- Rebooting
- Posts
- The rest is still unwriten
The rest is still unwriten
Why I stopped caring about finding the best notes app
Hello! It's been…a while! This past year has been a tumultuous one, between two family deaths, a couple pup-related health scares, and a move across the coast to help take care of a sick family member. Things are still shaky, but I've dearly missed writing this newsletter, and I'd like to return to some form of consistency.
Few people can crush our egos like an ex. A couple years ago during a post-breakup debrief on where things went wrong, an ex-girlfriend and I spent a fair amount of time focusing on my shortcomings in the relationship. The criticisms were warranted, but my shaky ego would’ve preferred to get the feedback in Duolingo-sized microdoses.

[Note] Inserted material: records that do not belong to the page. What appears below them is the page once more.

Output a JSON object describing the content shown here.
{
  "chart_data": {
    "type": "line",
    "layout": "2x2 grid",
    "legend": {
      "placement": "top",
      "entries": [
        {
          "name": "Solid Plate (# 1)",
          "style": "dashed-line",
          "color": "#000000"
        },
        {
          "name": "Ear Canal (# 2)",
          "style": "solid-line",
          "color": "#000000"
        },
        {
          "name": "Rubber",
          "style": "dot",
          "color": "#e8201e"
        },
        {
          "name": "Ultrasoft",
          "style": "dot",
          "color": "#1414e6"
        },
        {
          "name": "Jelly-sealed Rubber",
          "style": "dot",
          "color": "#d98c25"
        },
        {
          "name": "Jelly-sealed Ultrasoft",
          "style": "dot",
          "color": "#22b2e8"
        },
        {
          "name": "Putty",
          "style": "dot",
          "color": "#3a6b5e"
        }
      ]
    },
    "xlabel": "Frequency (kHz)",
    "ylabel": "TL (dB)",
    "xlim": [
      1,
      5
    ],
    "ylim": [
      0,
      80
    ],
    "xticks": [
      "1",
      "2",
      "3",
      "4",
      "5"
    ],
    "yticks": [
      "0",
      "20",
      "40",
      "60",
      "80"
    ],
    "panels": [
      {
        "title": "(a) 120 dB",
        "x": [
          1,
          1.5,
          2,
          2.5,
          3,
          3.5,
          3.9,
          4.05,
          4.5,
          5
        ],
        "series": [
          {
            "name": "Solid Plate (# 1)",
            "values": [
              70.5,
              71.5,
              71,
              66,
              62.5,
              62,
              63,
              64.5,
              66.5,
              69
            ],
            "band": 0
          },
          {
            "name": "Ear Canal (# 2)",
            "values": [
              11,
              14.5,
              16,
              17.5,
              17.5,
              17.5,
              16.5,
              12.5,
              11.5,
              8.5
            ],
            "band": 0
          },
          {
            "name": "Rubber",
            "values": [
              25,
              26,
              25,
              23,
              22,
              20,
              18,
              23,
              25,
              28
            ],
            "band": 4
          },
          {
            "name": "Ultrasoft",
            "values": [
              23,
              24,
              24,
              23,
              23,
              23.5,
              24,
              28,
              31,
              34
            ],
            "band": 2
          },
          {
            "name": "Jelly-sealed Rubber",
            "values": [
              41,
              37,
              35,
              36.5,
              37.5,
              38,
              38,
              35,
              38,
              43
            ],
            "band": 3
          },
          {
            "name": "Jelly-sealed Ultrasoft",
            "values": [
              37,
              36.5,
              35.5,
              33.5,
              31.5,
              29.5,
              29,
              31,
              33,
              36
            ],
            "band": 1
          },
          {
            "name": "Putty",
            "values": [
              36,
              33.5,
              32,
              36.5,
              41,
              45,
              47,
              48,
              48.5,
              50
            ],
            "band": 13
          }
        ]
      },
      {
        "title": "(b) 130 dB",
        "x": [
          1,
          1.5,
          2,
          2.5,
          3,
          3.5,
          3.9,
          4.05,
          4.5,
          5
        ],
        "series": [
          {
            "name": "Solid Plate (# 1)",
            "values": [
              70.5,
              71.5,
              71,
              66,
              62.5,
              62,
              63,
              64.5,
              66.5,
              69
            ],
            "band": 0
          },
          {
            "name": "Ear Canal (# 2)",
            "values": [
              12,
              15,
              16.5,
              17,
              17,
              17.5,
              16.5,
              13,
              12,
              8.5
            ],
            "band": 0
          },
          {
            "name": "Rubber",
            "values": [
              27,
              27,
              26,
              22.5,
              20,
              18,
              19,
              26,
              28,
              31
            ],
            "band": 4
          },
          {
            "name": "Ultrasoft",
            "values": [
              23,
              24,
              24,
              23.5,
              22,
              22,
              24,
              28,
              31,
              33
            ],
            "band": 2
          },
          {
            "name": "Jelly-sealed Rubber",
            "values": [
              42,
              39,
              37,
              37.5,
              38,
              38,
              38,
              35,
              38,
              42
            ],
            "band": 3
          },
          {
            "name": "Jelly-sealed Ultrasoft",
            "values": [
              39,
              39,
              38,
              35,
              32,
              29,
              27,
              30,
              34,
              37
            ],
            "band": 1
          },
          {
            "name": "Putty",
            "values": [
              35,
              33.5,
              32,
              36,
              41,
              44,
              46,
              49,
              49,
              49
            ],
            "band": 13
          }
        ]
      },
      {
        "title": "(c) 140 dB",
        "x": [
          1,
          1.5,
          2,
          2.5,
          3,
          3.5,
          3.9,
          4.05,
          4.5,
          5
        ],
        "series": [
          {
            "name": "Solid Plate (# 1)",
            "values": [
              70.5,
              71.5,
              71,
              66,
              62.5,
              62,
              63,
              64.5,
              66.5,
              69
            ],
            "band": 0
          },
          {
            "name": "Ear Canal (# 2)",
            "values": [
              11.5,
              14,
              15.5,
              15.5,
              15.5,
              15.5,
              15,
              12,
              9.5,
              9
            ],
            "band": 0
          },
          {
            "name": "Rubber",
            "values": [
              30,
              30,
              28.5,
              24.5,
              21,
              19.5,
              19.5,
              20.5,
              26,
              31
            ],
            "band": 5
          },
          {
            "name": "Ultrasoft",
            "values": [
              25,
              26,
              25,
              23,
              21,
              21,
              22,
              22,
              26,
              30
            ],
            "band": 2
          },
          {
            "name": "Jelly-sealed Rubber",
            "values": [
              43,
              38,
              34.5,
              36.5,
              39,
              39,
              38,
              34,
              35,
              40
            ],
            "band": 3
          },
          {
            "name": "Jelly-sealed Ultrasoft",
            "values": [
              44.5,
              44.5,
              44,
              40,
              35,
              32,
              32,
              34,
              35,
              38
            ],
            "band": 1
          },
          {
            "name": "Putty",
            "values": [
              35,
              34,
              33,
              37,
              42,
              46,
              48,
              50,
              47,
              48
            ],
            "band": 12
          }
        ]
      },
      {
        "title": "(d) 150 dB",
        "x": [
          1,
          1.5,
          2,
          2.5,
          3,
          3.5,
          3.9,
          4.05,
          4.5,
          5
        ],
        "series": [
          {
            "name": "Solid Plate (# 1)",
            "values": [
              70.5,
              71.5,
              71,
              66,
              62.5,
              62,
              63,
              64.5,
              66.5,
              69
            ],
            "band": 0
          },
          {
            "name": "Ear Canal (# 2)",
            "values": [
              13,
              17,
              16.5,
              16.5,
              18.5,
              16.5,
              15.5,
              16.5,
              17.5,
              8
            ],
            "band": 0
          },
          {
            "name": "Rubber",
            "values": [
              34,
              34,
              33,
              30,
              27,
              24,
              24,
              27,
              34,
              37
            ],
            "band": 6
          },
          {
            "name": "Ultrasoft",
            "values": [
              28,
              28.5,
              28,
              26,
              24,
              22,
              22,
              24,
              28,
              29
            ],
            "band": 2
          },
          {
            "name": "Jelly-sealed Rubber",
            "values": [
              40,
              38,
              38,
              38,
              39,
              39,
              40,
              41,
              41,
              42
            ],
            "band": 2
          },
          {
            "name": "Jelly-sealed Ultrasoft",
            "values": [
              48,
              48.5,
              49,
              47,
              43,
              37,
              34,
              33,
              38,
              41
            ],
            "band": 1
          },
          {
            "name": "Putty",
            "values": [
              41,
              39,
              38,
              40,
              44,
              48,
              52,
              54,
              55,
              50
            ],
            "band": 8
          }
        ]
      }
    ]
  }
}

Toward the end of the conversation she made a playful jab that hit a little too close to home. To ease the tension, she graciously offered to let me poke at her a bit. I could’ve gotten straight to the point, but instead cracked one last joke—just for old times’ sake—by asking for a moment to dig through my Notes app. Predictably, the joke didn’t land, and made it abundantly clear that I still had a lot of work to do on letting go of my petty reputation.
More importantly, it showed me that Notes had become far too much of my brand. Sure, notes are a helpful way to compensate for my typical forgetfulness, but the hours I’ve spent trying nearly every note taking app on the App Store and tinkering with ways to organize my endless thoughts doesn’t feel justified.
In fact, I think I’ve been using Notes to avoid my fear of being an inadequate writer. Whenever I feel guilty about not writing, I find myself opening whatever note taking app I’m using—Obsidian these days—in hopes of finding some overlooked, tossed off idea. Instead, I end up messing with the settings within the app, toggling between themes, fiddling with plugins, even flirting with the idea of exporting all the notes to a new app for a redo.
These endeavors are rarely fruitful, but they also don’t elicit the same insecurities as smashing the delete key every time I produce a shoddy sentence. After all, if I’m not writing at all, I’m not writing poorly!
Had I not done things like spend a day tweaking my phone to remove all distractions and delete every note taking app I’ve tried and am not currently using from my devices, this newsletter would probably remain dormant for another year. I also wouldn’t be close to finishing my first fictional project. I would have another thousand word’s worth of thoughts about this year’s hottest note taking app, but I've said plenty on the matter.
After that assessment, I started treating those stretches of aimless staring at a blank text document as part of the writing process. I’ve learned to sit in discomfort. I've definitely written more bad sentences (and whole pieces that will never see the light of day) than I have good ones, but each of them have led to me writing stories I'm genuinely proud of.
The process of letting go of Note nirvana has helped me remember that good writing comes not from the tools you use but from thoughtful editing and rewriting. What’s also helped is the knowledge that many writers I admire write everything in Google Docs—my personal hell—and others daringly draft straight into their company's CMS.
I still use note taking apps as the landing place for all my ideas: my workflow consists of the apps Drafts, Scrivener, Obsidian, and Day One. It's what works for storing all my thoughts, ideas, and things I've learned from books and articles. But that system took ten years to develop and refine, not ten days. I would have wasted so much less time by just committing to one Note app early. If I was starting over today, I would just choose a free option (Apple Notes and Google Keep are both quite good), and try to do everything I could to make it work for me for a month or two. Because I am me, I would probably make a note with my thoughts on what might make the app better. If I was getting to the point where I really needed those features, I would then and only then seek a new app that had them.
Seriously, though, don't think about this too much yet. Just open Apple Notes and start jotting those thoughts down.
Plug-ins
You can never accuse me of hating orange.
The Teenage Engineering OB-4 has been one of my favorite Bluetooth speakers for a few years, but it’s recently found a new place on my desk. It’s my favorite piece of home office decor. I recently finished Rick Rubin’s The Creative Act and it’s been instrumental in bringing back my creative spark. Speaking of reading, the Boox Palma is my favorite e-reader; I tell everyone about it. And I’ve been loving the service Bookfusion to sync my ebooks between my Palma and my phone so I’m never without my books. This piece by Caitlin Dewey has some great advice for staying informed on current events without drowning in it all. You should also read this delightful profile of Walton Goggins; also, watch Justified. I’m currently testing backpacks for an update to the Strategist’s guide to laptop backpacks, and I’m obsessed with this one from Stubble & Co. Timeline apps are a great way to merge all your feeds — social, RSS, YouTube — in one app. I’m loving Tapestry, but Reeder is great too. If you’re on Android, try Openvibe; I’m using this one on my Palma.